Take-Two stock was down 15%, after the companies announced the cash-and-stock deal, which represents a 64% premium to Zynga stock’s closing price on Friday. Of course, that’s 20% below Zynga’s 52-week high.
Why now?
The pandemic has turned many of us into gamers. Most (so I hear) haven’t called it quits just because sitting on the couch at home is no longer hailed as the life-saving measure it used to be. For those “forced” to return to the office, mobile gaming is a way to mitigate the woes of a lengthy commute.
Take-Two wants in on the action: the maker of Grand Theft Auto is buying all of Zynga’s shares for $11 billion. The merger will turn Take-Two into one of the world’s most prominent mobile game publishers.
The numbers could work
Barron’s published a lengthy interview with the Take-Two CEO, Strauss Zelnick, where he makes a strong case for the deal. In particular, he’s very bullish on the revenue growth - a sizzling 14%/year - that the combined company could achieve.

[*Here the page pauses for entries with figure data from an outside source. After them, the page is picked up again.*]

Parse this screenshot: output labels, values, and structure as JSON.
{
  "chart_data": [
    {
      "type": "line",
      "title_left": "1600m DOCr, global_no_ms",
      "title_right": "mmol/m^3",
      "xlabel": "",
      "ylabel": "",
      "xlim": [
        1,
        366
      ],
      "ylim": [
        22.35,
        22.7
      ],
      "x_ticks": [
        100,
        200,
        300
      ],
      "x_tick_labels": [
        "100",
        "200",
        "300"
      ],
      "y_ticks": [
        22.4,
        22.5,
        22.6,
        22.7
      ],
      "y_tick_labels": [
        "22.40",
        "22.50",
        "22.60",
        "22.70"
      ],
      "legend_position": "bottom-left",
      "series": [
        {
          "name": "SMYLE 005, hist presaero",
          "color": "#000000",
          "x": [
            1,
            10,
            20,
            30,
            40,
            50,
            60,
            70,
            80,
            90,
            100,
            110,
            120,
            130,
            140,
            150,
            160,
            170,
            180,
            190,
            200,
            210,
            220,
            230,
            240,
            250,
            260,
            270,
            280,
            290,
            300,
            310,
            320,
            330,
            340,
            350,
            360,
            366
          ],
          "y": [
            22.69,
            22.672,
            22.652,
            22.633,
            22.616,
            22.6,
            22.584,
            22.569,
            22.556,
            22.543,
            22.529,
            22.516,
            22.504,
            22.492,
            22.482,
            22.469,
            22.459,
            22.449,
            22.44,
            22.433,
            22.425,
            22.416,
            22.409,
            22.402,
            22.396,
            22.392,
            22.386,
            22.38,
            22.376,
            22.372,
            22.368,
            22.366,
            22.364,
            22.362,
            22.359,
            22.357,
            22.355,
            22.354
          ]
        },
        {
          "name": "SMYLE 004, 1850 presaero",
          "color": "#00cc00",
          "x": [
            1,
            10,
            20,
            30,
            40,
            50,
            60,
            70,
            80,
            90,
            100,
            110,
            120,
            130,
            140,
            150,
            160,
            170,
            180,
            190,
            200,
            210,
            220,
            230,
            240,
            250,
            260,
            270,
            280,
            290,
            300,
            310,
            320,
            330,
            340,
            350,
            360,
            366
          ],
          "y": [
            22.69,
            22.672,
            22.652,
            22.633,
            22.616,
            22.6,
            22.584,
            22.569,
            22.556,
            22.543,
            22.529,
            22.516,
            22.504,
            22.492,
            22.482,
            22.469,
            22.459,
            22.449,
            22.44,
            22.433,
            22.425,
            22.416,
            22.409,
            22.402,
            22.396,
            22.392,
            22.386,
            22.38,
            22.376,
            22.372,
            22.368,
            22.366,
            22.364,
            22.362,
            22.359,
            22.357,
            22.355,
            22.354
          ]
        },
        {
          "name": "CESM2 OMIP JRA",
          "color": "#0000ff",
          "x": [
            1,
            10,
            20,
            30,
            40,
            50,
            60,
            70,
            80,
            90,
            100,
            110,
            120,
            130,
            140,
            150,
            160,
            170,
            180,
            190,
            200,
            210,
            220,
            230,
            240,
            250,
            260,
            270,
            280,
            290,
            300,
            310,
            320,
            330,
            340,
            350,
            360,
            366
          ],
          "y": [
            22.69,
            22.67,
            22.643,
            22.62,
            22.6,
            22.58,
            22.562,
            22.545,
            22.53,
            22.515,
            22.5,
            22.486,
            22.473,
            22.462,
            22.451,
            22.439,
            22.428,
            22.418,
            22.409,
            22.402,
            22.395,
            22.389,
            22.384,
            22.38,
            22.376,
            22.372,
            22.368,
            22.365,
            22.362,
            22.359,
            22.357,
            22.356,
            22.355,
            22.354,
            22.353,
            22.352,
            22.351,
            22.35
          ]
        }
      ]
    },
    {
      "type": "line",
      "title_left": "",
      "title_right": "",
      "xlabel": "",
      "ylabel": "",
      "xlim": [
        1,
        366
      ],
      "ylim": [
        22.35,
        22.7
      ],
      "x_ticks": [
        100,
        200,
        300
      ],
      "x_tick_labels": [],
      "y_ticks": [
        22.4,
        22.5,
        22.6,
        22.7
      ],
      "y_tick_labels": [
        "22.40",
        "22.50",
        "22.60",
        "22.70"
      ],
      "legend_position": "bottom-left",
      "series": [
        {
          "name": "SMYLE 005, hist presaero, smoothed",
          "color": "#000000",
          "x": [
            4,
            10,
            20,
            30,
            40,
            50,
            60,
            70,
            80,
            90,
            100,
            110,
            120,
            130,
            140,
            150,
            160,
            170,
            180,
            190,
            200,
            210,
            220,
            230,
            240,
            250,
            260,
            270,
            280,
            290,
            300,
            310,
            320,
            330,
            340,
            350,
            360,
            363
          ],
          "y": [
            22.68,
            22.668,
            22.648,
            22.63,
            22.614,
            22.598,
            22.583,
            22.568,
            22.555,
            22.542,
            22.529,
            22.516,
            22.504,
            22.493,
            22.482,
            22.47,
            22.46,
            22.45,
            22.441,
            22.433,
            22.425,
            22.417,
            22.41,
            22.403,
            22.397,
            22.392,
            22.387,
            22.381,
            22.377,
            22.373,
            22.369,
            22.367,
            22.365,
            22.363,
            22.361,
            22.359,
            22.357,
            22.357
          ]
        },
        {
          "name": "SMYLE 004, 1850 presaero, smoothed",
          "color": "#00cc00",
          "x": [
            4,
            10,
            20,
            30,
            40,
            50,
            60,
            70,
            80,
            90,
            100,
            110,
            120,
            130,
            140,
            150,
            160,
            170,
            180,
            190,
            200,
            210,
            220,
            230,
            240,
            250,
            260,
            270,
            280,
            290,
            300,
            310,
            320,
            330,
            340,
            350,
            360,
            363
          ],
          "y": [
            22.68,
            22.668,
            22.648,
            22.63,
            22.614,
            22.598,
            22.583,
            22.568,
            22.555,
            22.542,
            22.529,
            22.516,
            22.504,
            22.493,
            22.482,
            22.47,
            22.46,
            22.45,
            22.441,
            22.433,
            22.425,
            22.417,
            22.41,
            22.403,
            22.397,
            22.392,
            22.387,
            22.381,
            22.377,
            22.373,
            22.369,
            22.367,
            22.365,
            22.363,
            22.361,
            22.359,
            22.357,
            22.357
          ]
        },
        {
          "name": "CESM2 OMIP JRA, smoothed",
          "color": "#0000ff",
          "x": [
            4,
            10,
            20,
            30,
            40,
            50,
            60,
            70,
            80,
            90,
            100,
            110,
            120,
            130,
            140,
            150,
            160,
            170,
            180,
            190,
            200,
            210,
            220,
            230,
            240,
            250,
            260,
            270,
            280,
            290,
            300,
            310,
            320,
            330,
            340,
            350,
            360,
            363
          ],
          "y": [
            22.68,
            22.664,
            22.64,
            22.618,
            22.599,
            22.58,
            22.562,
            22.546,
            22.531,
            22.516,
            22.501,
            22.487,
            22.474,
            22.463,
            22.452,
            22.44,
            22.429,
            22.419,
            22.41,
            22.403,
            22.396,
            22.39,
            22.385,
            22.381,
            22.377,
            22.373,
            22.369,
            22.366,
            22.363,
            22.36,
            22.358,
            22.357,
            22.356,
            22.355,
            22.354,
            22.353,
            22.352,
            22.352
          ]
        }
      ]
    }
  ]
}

In addition to scale, the CEO sees $100 million in cost synergies (CEO speak for saving money) in the near term, and the opportunity to create $500 million annually in new revenue without regard to new game development.
Not too shabby although, as mentioned earlier, Take-Two investors aren’t yet seeing it.
The reality is, the global gaming market is colossal. Total gaming revenues hit $180 billion last year, and more than half of that was mobile gaming.
Take-Two just became an even bigger fish in a big pond.